Industrial demand for physical silver should continue to grow throughout the next few years with increased renewable energy commitments by governments and the rise of electric vehicles. Just the automotive sector by itself should start to contribute circa 90 million ounces per annum by the year 2025 and even more as we move into 2030. This represents almost 10% of silver demand globally so we could see the market fall further into a supply deficit if the supply side stays constant. Consistent supply deficits as we move into 2025 should act as a strong tailwind for silver prices.
For those wondering why silver managed to finish in the red for the calendar year despite demand exceeding supply, you have to remember that the price more than doubled from the lows of March 2020, so in retrospect I think it has held up quite well since.

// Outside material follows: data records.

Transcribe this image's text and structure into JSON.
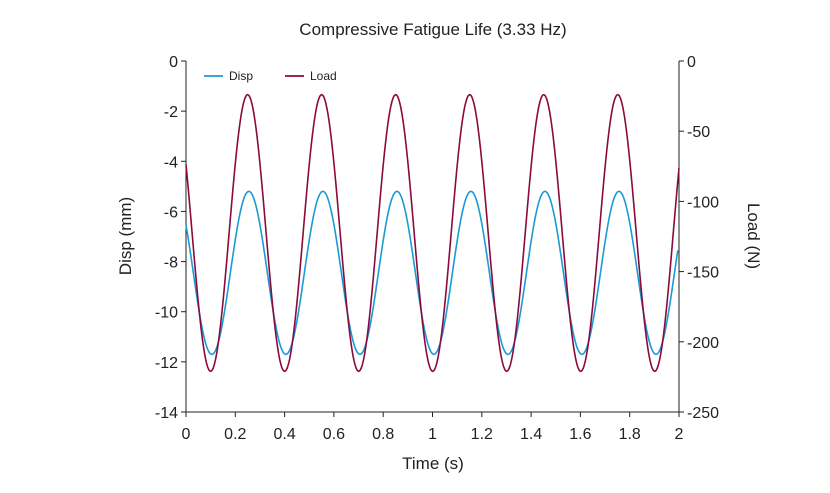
{
  "chart_data": {
    "type": "line",
    "title": "Compressive Fatigue Life (3.33 Hz)",
    "xlabel": "Time (s)",
    "ylabel_left": "Disp (mm)",
    "ylabel_right": "Load (N)",
    "xlim": [
      0,
      2
    ],
    "ylim_left": [
      -14,
      0
    ],
    "ylim_right": [
      -250,
      0
    ],
    "x_ticks": [
      0,
      0.2,
      0.4,
      0.6,
      0.8,
      1,
      1.2,
      1.4,
      1.6,
      1.8,
      2
    ],
    "x_tick_labels": [
      "0",
      "0.2",
      "0.4",
      "0.6",
      "0.8",
      "1",
      "1.2",
      "1.4",
      "1.6",
      "1.8",
      "2"
    ],
    "y_left_ticks": [
      0,
      -2,
      -4,
      -6,
      -8,
      -10,
      -12,
      -14
    ],
    "y_left_tick_labels": [
      "0",
      "-2",
      "-4",
      "-6",
      "-8",
      "-10",
      "-12",
      "-14"
    ],
    "y_right_ticks": [
      0,
      -50,
      -100,
      -150,
      -200,
      -250
    ],
    "y_right_tick_labels": [
      "0",
      "-50",
      "-100",
      "-150",
      "-200",
      "-250"
    ],
    "grid": false,
    "legend_position": "top-left",
    "series": [
      {
        "name": "Disp",
        "axis": "left",
        "color": "#1a9ad6",
        "waveform": "sine",
        "mean": -8.45,
        "amplitude": 3.25,
        "frequency_hz": 3.33,
        "peak_time_s": 0.255,
        "x_end": 1.995
      },
      {
        "name": "Load",
        "axis": "right",
        "color": "#8b0a3c",
        "waveform": "sine",
        "mean": -122.5,
        "amplitude": 98.5,
        "frequency_hz": 3.33,
        "peak_time_s": 0.25,
        "x_end": 2.0
      }
    ]
  }
}
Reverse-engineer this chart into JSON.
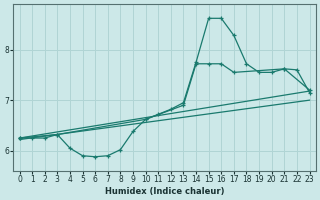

The silver market right now is looking quite similar to the setup in palladium a few years ago, where the market was driven into a supply deficit due to higher industrial demand. This then lead to investors flooding into the metal for a speculative play. This further impacted the supply of metals and lead to the market seeing significant price gains on somewhat of a supply squeeze. We saw something similar on a smaller scale in February this year with the silver squeeze movement, but the majority were looking for quick gains and many would have left the market shortly after. Silver needs to be seen as a long term strategic position in the portfolio as industrial demand and EV demand will start growing rapidly between now and 2030.